I swallowed the hard lump forming in my throat, and gazed up briefly at the wind blowing the branches of our tree – our safe place.

I looked back down at Maria – as she looked at me, with eyes full of love, wonder and sadness.

And I knew exactly what I would say next.

I stepped forward and spoke, “But you still are Maria, you still are beautiful to me.”

I watched as shock and something else sparked in her eyes, but before she could speak I continued, taking her hands in mine, just as I did before – and they were still frail, but soft and warm.

“You’re still beautiful to me. You’ve always been beautiful, and it is my fault I didn’t get back to you in time. I was fool to think you’d still look as you did – but I had hoped. Being immortal doesn’t mean we can’t be together still.”
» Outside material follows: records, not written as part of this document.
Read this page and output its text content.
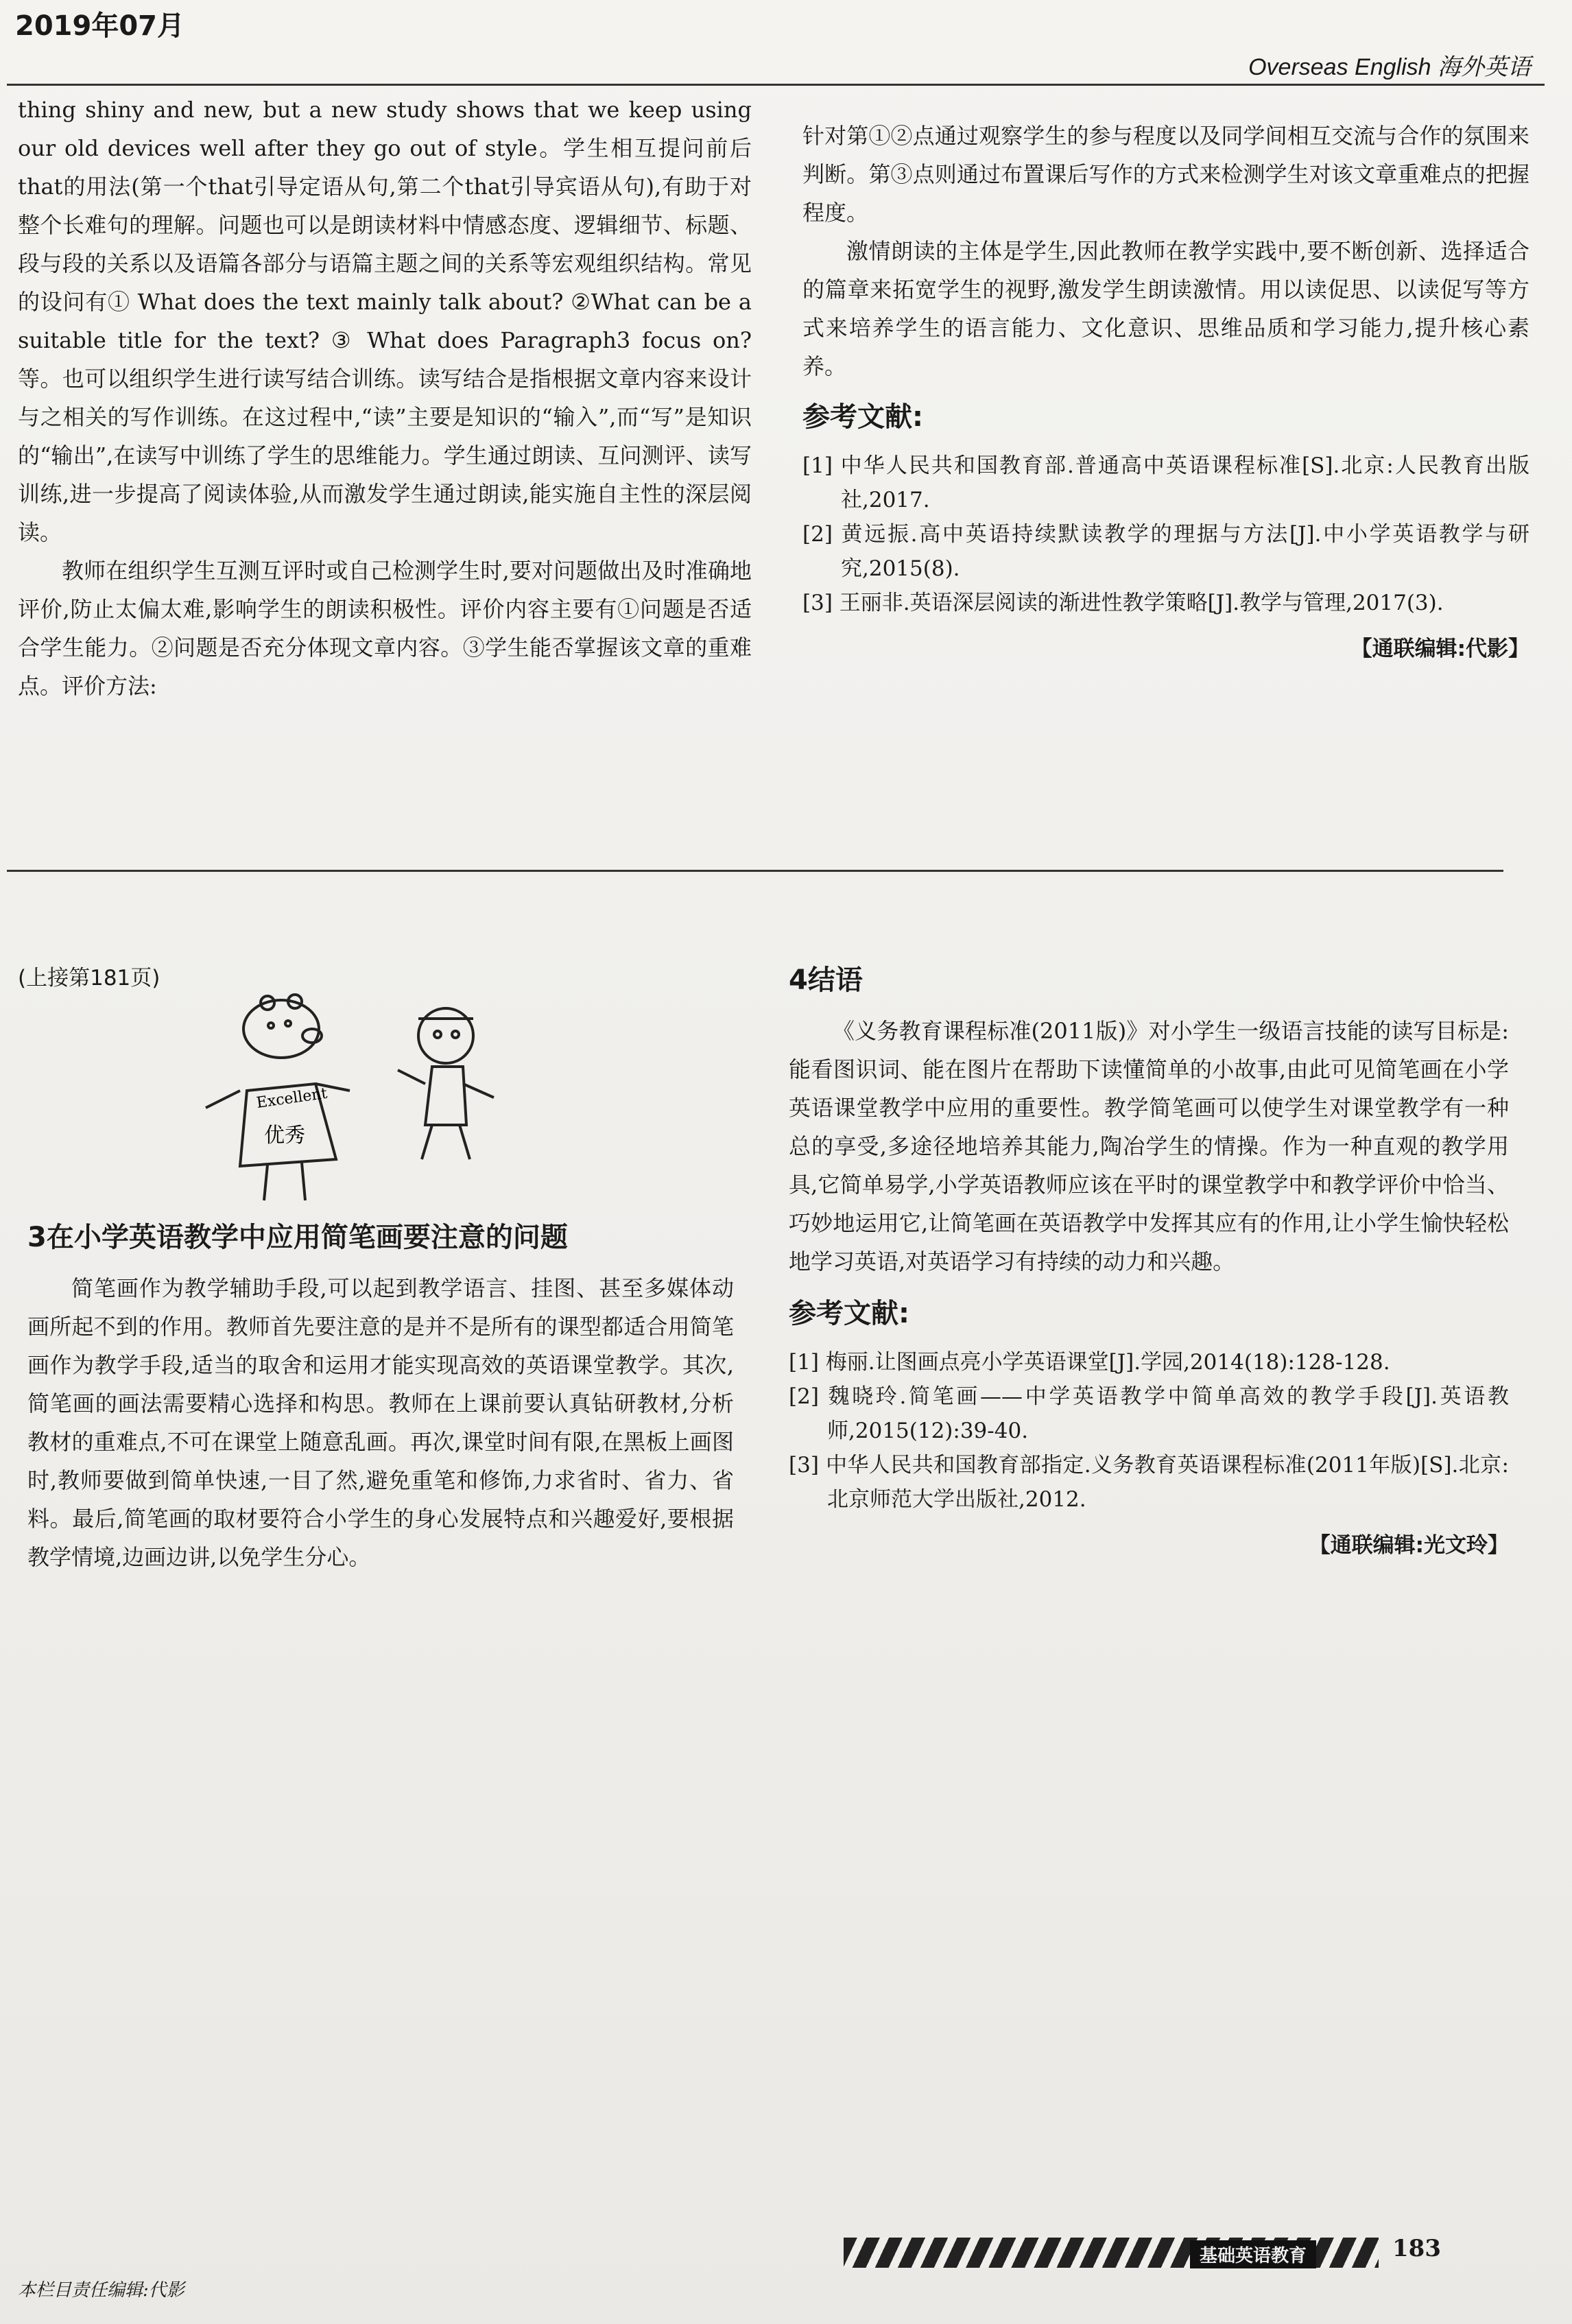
2019年07月
Overseas English 海外英语

thing shiny and new, but a new study shows that we keep using our old devices well after they go out of style。学生相互提问前后that的用法(第一个that引导定语从句,第二个that引导宾语从句),有助于对整个长难句的理解。问题也可以是朗读材料中情感态度、逻辑细节、标题、段与段的关系以及语篇各部分与语篇主题之间的关系等宏观组织结构。常见的设问有① What does the text mainly talk about? ②What can be a suitable title for the text? ③ What does Paragraph3 focus on? 等。也可以组织学生进行读写结合训练。读写结合是指根据文章内容来设计与之相关的写作训练。在这过程中,“读”主要是知识的“输入”,而“写”是知识的“输出”,在读写中训练了学生的思维能力。学生通过朗读、互问测评、读写训练,进一步提高了阅读体验,从而激发学生通过朗读,能实施自主性的深层阅读。

教师在组织学生互测互评时或自己检测学生时,要对问题做出及时准确地评价,防止太偏太难,影响学生的朗读积极性。评价内容主要有①问题是否适合学生能力。②问题是否充分体现文章内容。③学生能否掌握该文章的重难点。评价方法:

针对第①②点通过观察学生的参与程度以及同学间相互交流与合作的氛围来判断。第③点则通过布置课后写作的方式来检测学生对该文章重难点的把握程度。

激情朗读的主体是学生,因此教师在教学实践中,要不断创新、选择适合的篇章来拓宽学生的视野,激发学生朗读激情。用以读促思、以读促写等方式来培养学生的语言能力、文化意识、思维品质和学习能力,提升核心素养。

参考文献:

[1] 中华人民共和国教育部.普通高中英语课程标准[S].北京:人民教育出版社,2017.

[2] 黄远振.高中英语持续默读教学的理据与方法[J].中小学英语教学与研究,2015(8).

[3] 王丽非.英语深层阅读的渐进性教学策略[J].教学与管理,2017(3).

【通联编辑:代影】
(上接第181页)
Excellent
优秀
3在小学英语教学中应用简笔画要注意的问题

简笔画作为教学辅助手段,可以起到教学语言、挂图、甚至多媒体动画所起不到的作用。教师首先要注意的是并不是所有的课型都适合用简笔画作为教学手段,适当的取舍和运用才能实现高效的英语课堂教学。其次,简笔画的画法需要精心选择和构思。教师在上课前要认真钻研教材,分析教材的重难点,不可在课堂上随意乱画。再次,课堂时间有限,在黑板上画图时,教师要做到简单快速,一目了然,避免重笔和修饰,力求省时、省力、省料。最后,简笔画的取材要符合小学生的身心发展特点和兴趣爱好,要根据教学情境,边画边讲,以免学生分心。

4结语

《义务教育课程标准(2011版)》对小学生一级语言技能的读写目标是:能看图识词、能在图片在帮助下读懂简单的小故事,由此可见简笔画在小学英语课堂教学中应用的重要性。教学简笔画可以使学生对课堂教学有一种总的享受,多途径地培养其能力,陶冶学生的情操。作为一种直观的教学用具,它简单易学,小学英语教师应该在平时的课堂教学中和教学评价中恰当、巧妙地运用它,让简笔画在英语教学中发挥其应有的作用,让小学生愉快轻松地学习英语,对英语学习有持续的动力和兴趣。

参考文献:

[1] 梅丽.让图画点亮小学英语课堂[J].学园,2014(18):128-128.

[2] 魏晓玲.简笔画——中学英语教学中简单高效的教学手段[J].英语教师,2015(12):39-40.

[3] 中华人民共和国教育部指定.义务教育英语课程标准(2011年版)[S].北京:北京师范大学出版社,2012.

【通联编辑:光文玲】
基础英语教育	183
本栏目责任编辑:代影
She looked up at me. Tears stung the corners of her eyes, and I wiped them away slowly, and smiled down at her – I could feel my own tears forming.

I had been too late to save her the life of a mortal. To take away the thought of death, to make her young like me forever. But even as I knew our time now was certainly limited – I would not take it for granted.

“Don’t cry,” I whispered, “I’m here now.”

She nodded, and looked away from me before she spoke. I could hear her weak heartbeat, feel that the strength she once had – was now gone, disappearing with the years that had passed us by.

“I don’t have much time left; it could be days, weeks, months… I may have a few years left in me. But nothing like we had before you had to leave.”

I nodded slowly. I understood what she meant – but I didn’t care. Not in the slightest, she was Maria – my Maria, no matter how old she was.

“I know the years lost are gone. Those are years we can’t get back, but I am here now – and you, no matter age, or how long we have left together, are still my Maria. I intend to spend every moment I can with you.”

I was serious and I hoped she knew that. I could tell though, as she looked up at me that she had. She knew I was serious – as I always was when I had my mind set on something.

Her eyes sparkled in the gray light – the light of morning, as I held her hands still within mine.

“You waited for me,” I whispered, kissing her forehead, while she nodded tears springing into her eyes again.

“I did,” she told me.

“Forever…” I answered closing my eyes holding her close.

She paused and then slowly, she whispered, “Forever.”

And we stood there – in each other’s company. There was no power within the universe, within time or space that could ever tear me away from her again.

We were ages apart – but we still had forever.